I am looking for a way to calculate the multiple correlation coefficient in R http://en.wikipedia.org/wiki/Multiple_correlation, is there a built-in function to calculate it ? I have one dependent variable and three independent ones. I am not able to find it online, any idea ?
3 Answers
The built-in function lm gives at least one version, not sure if this is what you are looking for:
fit <- lm(yield ~ N + P + K, data = npk)
summary(fit)
Gives:
Call:
lm(formula = yield ~ N + P + K, data = npk)
Residuals:
Min 1Q Median 3Q Max
-9.2667 -3.6542 0.7083 3.4792 9.3333
Coefficients:
Estimate Std. Error t value Pr(>|t|)
(Intercept) 54.650 2.205 24.784 <2e-16 ***
N1 5.617 2.205 2.547 0.0192 *
P1 -1.183 2.205 -0.537 0.5974
K1 -3.983 2.205 -1.806 0.0859 .
---
Signif. codes: 0 ‘***’ 0.001 ‘**’ 0.01 ‘*’ 0.05 ‘.’ 0.1 ‘ ’ 1
Residual standard error: 5.401 on 20 degrees of freedom
Multiple R-squared: 0.3342, Adjusted R-squared: 0.2343
F-statistic: 3.346 on 3 and 20 DF, p-value: 0.0397
More info on what's going on at ?summary.lm and ?lm.
The easiest way to calculate the multiple correlation coefficient (i.e. the correlation between two or more variables on the one hand, and one variable on the other) is to create a multiple linear regression (predicting the values of one variable treated as dependent from the values of two or more variables treated as independent) and then calculate the coefficient of correlation between the predicted and observed values of the dependent variable.
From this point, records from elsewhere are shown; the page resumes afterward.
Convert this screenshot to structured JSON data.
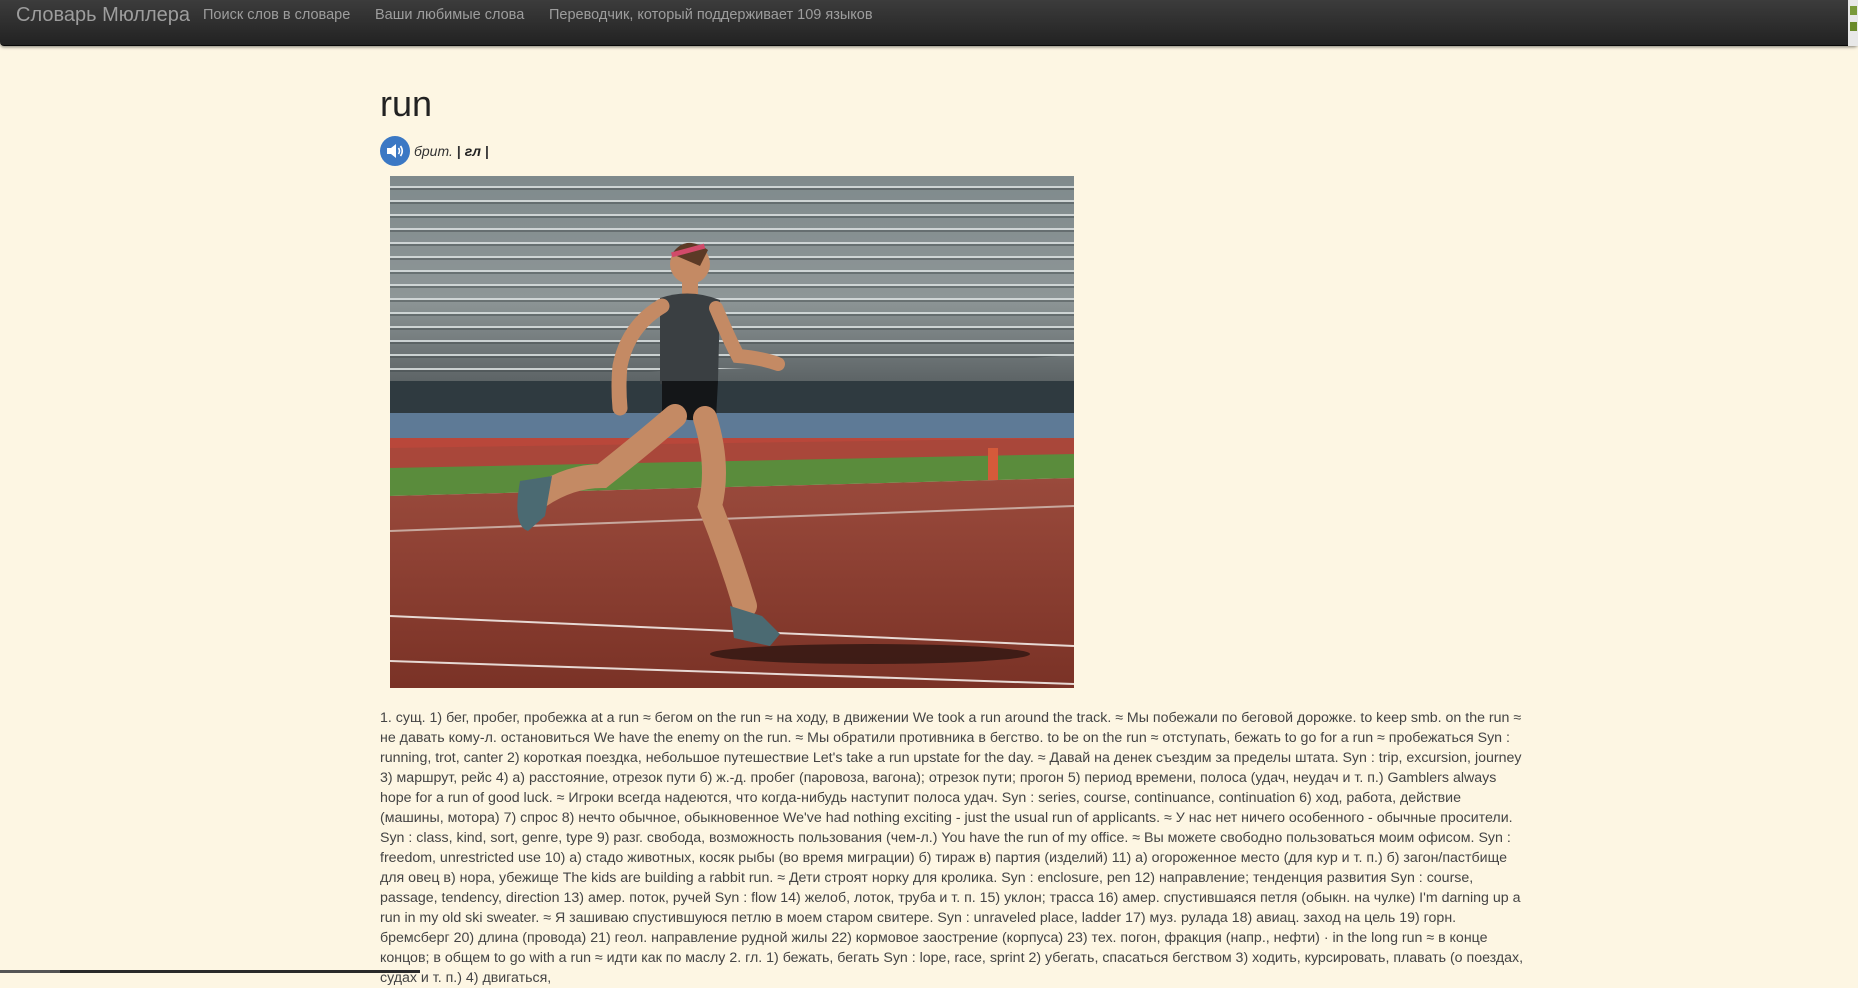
{
  "navbar": {
    "brand": "Словарь Мюллера",
    "links": [
      "Поиск слов в словаре",
      "Ваши любимые слова",
      "Переводчик, который поддерживает 109 языков"
    ]
  },
  "entry": {
    "headword": "run",
    "audio_icon": "speaker-icon",
    "pron_label": "брит.",
    "pron_sep": "|",
    "part_of_speech": "гл",
    "pron_sep_end": "|",
    "image_subject": "runner-on-track-photo",
    "definition": "1. сущ. 1) бег, пробег, пробежка at a run ≈ бегом on the run ≈ на ходу, в движении We took a run around the track. ≈ Мы побежали по беговой дорожке. to keep smb. on the run ≈ не давать кому-л. остановиться We have the enemy on the run. ≈ Мы обратили противника в бегство. to be on the run ≈ отступать, бежать to go for a run ≈ пробежаться Syn : running, trot, canter 2) короткая поездка, небольшое путешествие Let's take a run upstate for the day. ≈ Давай на денек съездим за пределы штата. Syn : trip, excursion, journey 3) маршрут, рейс 4) а) расстояние, отрезок пути б) ж.-д. пробег (паровоза, вагона); отрезок пути; прогон 5) период времени, полоса (удач, неудач и т. п.) Gamblers always hope for a run of good luck. ≈ Игроки всегда надеются, что когда-нибудь наступит полоса удач. Syn : series, course, continuance, continuation 6) ход, работа, действие (машины, мотора) 7) спрос 8) нечто обычное, обыкновенное We've had nothing exciting - just the usual run of applicants. ≈ У нас нет ничего особенного - обычные просители. Syn : class, kind, sort, genre, type 9) разг. свобода, возможность пользования (чем-л.) You have the run of my office. ≈ Вы можете свободно пользоваться моим офисом. Syn : freedom, unrestricted use 10) а) стадо животных, косяк рыбы (во время миграции) б) тираж в) партия (изделий) 11) а) огороженное место (для кур и т. п.) б) загон/пастбище для овец в) нора, убежище The kids are building a rabbit run. ≈ Дети строят норку для кролика. Syn : enclosure, pen 12) направление; тенденция развития Syn : course, passage, tendency, direction 13) амер. поток, ручей Syn : flow 14) желоб, лоток, труба и т. п. 15) уклон; трасса 16) амер. спустившаяся петля (обыкн. на чулке) I'm darning up a run in my old ski sweater. ≈ Я зашиваю спустившуюся петлю в моем старом свитере. Syn : unraveled place, ladder 17) муз. рулада 18) авиац. заход на цель 19) горн. бремсберг 20) длина (провода) 21) геол. направление рудной жилы 22) кормовое заострение (корпуса) 23) тех. погон, фракция (напр., нефти) · in the long run ≈ в конце концов; в общем to go with a run ≈ идти как по маслу 2. гл. 1) бежать, бегать Syn : lope, race, sprint 2) убегать, спасаться бегством 3) ходить, курсировать, плавать (о поездах, судах и т. п.) 4) двигаться,"
  },
  "colors": {
    "page_bg": "#fdf6e3",
    "navbar_bg": "#2b2b2b",
    "nav_text": "#9d9d9d",
    "audio_button": "#3b78c4"
  }
}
Here, for example, we create a linear model called mpg.model, with mpg as the dependent variable and wt and cyl as the independent variables, using the built-in mtcars dataset:
> mpg.model <- lm(mpg ~ wt + cyl, data = mtcars)
Having created the above model, we correlate the observed values of mpg (which are embedded in the object, within the model data frame) with the predicted values for the same variable (also embedded):
> cor(mpg.model$model$mpg, mpg.model$fitted.values)
[1] 0.9111681
R will in fact do this calculation for you, but without telling you so, when you ask it to create the summary of a model (as in Brian's answer): the summary of an lm object contains R-squared, which is the square of the coefficient of correlation. So an alternative way to get the same result is to extract R-squared from the summary.lm object and take the square root of it, thus:
> sqrt(summary(mpg.model)$r.squared)
[1] 0.9111681
Try this:
# load sample data
data(mtcars)
# calculate correlation coefficient between all variables in `mtcars` using
# the inbulit function
M <- cor(mtcars)
# M is a matrix of correlation coefficient which you can display just by
# running
print(M)
# If you want to plot the correlation coefficient
library(corrplot)
corrplot(M, method="number",type= "lower",insig = "blank", number.cex = 0.6)